10.7 g of ammonium chloride was mixed with 6 g of calcium hydroxide and the mixture was heated.

10.7 g of ammonium chloride was mixed with 6 g of calcium hydroxide and the mixture was heated. What gas and in what quantity by its mass and volume will be released?

Let’s implement the solution:
1. Let us write the equation according to the problem statement:
2NH4Cl + Ca (OH) 2 = CaCl2 + 2NH3 + 2H2O – ion exchange, ammonia is released;
2. We make calculations:
M (NH4Cl) = 53.5 g / mol;
MCa (OH) 2 = 74 g / mol;
M (NH3) = 17 g / mol.
3. Calculate the number of moles:
Y (NH4Cl) = m / M = 10.7 / 53.5 = 0.2 mol;
Y Ca (OH) 2 = m / M = 6/74 = 0.08 mol (deficient substance);
Calculations are made for the substance in deficiency.

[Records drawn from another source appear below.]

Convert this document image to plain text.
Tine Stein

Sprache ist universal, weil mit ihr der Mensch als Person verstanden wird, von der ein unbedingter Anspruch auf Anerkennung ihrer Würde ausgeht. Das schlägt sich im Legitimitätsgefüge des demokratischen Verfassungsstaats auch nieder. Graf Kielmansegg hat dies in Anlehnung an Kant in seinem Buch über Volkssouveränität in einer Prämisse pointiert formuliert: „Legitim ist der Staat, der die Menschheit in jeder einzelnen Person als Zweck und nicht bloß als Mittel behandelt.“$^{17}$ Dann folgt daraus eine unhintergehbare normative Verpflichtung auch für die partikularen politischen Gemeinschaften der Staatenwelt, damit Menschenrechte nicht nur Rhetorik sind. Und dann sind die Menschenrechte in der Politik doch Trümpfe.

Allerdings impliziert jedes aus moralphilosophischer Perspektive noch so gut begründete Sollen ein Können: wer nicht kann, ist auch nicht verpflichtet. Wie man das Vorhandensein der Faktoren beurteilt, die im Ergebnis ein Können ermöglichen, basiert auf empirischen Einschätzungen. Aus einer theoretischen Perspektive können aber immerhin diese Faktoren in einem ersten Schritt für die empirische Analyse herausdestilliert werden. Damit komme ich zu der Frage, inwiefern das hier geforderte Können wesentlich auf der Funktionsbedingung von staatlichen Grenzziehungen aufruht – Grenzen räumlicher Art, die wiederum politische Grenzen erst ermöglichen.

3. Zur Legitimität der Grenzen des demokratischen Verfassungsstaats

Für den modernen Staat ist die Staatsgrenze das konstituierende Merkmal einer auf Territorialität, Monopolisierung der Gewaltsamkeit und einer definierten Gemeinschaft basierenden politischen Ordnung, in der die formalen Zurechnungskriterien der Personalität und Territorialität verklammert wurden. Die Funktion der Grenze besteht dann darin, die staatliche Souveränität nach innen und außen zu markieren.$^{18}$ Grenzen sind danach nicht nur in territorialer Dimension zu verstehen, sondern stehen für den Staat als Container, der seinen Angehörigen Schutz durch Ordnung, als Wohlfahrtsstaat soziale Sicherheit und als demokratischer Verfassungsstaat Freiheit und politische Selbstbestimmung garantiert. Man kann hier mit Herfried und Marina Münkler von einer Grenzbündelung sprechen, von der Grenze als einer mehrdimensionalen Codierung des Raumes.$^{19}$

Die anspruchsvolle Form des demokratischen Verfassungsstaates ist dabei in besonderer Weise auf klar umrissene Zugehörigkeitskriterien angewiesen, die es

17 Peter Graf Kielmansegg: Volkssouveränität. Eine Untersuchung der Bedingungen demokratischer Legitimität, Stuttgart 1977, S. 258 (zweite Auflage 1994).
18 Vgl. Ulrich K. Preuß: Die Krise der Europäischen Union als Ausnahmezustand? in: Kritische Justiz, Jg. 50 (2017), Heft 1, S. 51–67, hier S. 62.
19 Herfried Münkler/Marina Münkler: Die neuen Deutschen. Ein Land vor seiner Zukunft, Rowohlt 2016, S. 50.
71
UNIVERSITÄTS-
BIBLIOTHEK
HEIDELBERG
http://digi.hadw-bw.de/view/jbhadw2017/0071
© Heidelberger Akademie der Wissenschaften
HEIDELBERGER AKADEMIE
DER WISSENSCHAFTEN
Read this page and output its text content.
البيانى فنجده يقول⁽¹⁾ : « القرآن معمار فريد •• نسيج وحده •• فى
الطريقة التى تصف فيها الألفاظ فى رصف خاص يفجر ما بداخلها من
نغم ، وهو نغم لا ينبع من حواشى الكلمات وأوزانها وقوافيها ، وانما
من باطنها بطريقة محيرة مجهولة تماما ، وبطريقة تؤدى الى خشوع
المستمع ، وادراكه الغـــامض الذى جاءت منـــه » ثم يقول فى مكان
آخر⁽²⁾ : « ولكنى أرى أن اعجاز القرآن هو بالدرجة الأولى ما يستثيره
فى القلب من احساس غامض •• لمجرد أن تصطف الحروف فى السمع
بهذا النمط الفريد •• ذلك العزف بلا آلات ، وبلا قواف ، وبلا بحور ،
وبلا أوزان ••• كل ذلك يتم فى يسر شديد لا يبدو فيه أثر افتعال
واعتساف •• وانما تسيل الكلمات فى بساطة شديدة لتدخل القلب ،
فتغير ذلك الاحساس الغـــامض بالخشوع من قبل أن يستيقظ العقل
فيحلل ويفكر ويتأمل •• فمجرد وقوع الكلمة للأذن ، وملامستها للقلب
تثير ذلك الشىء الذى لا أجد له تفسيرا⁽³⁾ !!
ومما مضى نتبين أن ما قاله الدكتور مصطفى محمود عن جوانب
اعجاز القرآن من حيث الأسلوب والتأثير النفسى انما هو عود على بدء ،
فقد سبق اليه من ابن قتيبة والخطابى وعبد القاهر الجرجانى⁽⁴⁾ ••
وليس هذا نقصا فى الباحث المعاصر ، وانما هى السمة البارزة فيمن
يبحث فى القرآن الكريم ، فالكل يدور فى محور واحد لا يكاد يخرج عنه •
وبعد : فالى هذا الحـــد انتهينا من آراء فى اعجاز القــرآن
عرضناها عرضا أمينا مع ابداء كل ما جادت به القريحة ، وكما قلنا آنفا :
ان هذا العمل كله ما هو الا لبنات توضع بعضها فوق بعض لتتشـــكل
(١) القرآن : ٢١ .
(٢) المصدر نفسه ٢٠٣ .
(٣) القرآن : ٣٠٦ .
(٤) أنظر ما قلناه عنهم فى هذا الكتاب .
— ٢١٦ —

4. Let’s make the proportion:
0.08 mol of Ca (OH) 2 – X mol (NH3);
-1 mol -2 mol hence, X mol (NH3) = 0.08 * 2/1 = 0.16 mol.
5. Find the mass and volume of ammonia:
m (NH3) = Y * M = 0.16 * 17 = 2.756 g;
V (NH3) = 0.16 * 22.4 = 3.584 l.
Answer: the reaction product ammonia was obtained with a mass of 2.756 g and a volume of 3.584 liters.